PerspectiveThe French City Zones Where Police Rarely Escape Unscathed

Published 13 September 2019

Gavin Mortimer, a British historian living in France, writers in The Spectator that the claim that there are “no go” zones in Paris and other French cities – that is, areas where the police does not patrol for fear of encountering violence — is wrong. “There aren’t any no-go zones in France for the police,” he writes. “There are, however, a growing number of zones that the police enter knowing their chances of emerging unscathed are slight. In the parlance of politicians and the press, these districts are described as sensible (sensitive) or défavorisé (disadvantaged), and last year the government launched an ‘urban reconquest’ of sixty of the most troublesome with the deployment of foot patrols by police.” Mortimer quotes the French historian Georges Bensoussan, who wrote that in many French urban areas, a parallel society has taken root.

In December 2015, Donald Trump claimed parts of the French capital were no-go zones for the police. “Paris is no longer the same city it was,” said the then-Republican presidential hopeful. “They have sections in Paris that are radicalized… The police refuse to go in there.” His remarks echoed a similar claim made by Fox News earlier in the year. In response the mayor of the city, Anne Hidalgo, was outraged, and even muttered about pursuing legal action for the “honor of Paris.”

Gavin Mortimer writers in The Spectator that Trump was wrong. There aren’t any no-go zones in France for the police. There are, however, a growing number of zones that the police enter knowing their chances of emerging unscathed are slight. In the parlance of politicians and the press, these districts are described as sensible (sensitive) or défavorisé (disadvantaged), and last year the government launched an ‘urban reconquest’ of sixty of the most troublesome with the deployment of foot patrols by police.

Mortimer writes:

The police wear body armor because the men who control these sensitive zones – to the misery of the majority of law-abiding inhabitants – are at war with the Republic and anyone in uniform is regarded as an enemy. Even off-duty policemen are at risk, as with the case in Grenoble last year when a dozen off-duty officers returning from a night out were ambushed and beaten by forty hooded young men from a nearby estate. The same city witnessed three nights of rioting in March after the deaths of two youths in a car chase. The guerrilla warfare was in evidence over the summer in Paris when a fire crew was lured to a blaze south of Paris and attacked by a 30-strong mob. But it isn’t just confined to the big cities. In Quimper, Brittany, dozens of youths ran riot on Tuesday evening, burning cars and attacking police officers and firefighters after one of their number was arrested for riding a motorbike without a helmet.

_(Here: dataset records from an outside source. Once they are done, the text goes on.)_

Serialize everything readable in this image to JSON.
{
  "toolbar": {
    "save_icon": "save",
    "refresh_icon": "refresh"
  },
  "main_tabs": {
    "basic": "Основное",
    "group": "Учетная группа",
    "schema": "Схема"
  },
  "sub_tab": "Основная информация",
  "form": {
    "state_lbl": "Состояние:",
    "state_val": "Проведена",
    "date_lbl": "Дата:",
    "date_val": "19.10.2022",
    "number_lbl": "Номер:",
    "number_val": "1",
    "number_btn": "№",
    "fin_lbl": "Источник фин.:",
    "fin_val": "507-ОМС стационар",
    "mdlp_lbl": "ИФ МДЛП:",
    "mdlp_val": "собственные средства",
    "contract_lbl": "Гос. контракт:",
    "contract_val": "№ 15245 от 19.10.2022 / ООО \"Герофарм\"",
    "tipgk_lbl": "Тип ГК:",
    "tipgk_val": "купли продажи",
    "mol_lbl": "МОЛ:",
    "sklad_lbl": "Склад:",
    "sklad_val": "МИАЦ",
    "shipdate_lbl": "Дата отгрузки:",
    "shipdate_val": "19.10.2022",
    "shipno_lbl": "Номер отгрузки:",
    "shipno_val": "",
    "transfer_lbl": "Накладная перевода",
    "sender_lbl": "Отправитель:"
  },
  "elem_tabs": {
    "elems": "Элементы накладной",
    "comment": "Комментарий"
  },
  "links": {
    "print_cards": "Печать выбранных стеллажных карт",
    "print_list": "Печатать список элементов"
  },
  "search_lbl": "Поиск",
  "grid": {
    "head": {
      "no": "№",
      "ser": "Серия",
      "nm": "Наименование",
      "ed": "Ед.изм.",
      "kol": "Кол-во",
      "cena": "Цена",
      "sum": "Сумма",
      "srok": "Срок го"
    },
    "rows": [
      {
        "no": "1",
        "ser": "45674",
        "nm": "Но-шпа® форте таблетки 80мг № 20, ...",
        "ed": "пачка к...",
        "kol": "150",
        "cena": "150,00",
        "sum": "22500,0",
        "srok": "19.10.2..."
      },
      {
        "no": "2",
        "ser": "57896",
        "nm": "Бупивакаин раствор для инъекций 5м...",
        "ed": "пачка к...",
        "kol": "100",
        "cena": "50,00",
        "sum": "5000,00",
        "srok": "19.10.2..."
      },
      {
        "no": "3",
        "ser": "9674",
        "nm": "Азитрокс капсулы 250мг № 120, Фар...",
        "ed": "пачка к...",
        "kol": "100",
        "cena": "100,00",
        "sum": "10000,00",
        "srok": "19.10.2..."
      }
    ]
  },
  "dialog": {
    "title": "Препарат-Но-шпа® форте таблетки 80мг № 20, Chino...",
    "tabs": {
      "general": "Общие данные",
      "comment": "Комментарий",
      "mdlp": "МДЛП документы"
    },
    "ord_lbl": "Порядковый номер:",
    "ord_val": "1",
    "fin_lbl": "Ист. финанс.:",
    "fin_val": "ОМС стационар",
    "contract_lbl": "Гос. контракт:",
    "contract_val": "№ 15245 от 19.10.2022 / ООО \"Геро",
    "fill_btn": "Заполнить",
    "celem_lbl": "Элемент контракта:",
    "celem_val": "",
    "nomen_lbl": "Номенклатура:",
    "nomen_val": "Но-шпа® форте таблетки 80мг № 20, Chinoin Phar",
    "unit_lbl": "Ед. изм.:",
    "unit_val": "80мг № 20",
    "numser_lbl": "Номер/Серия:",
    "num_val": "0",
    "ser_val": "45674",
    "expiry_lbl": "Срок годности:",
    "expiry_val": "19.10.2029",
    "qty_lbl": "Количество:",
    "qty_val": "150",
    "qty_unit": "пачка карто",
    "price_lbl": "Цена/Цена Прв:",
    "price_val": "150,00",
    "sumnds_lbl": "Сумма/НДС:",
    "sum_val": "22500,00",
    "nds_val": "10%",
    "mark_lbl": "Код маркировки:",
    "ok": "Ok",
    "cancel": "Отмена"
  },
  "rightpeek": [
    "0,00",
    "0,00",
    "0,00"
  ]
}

In January 2017 the historian Georges Bensoussan published Une France Soumise (a submissive France), which followed-up a book he’d edited 15 years earlier, called Les Territoires perdus de la Republique (the Republic’s lost territories). In the sequel, Bensoussan interviewed social workers, teachers, nurses and members of the emergency services who described how a parallel society has taken root in France.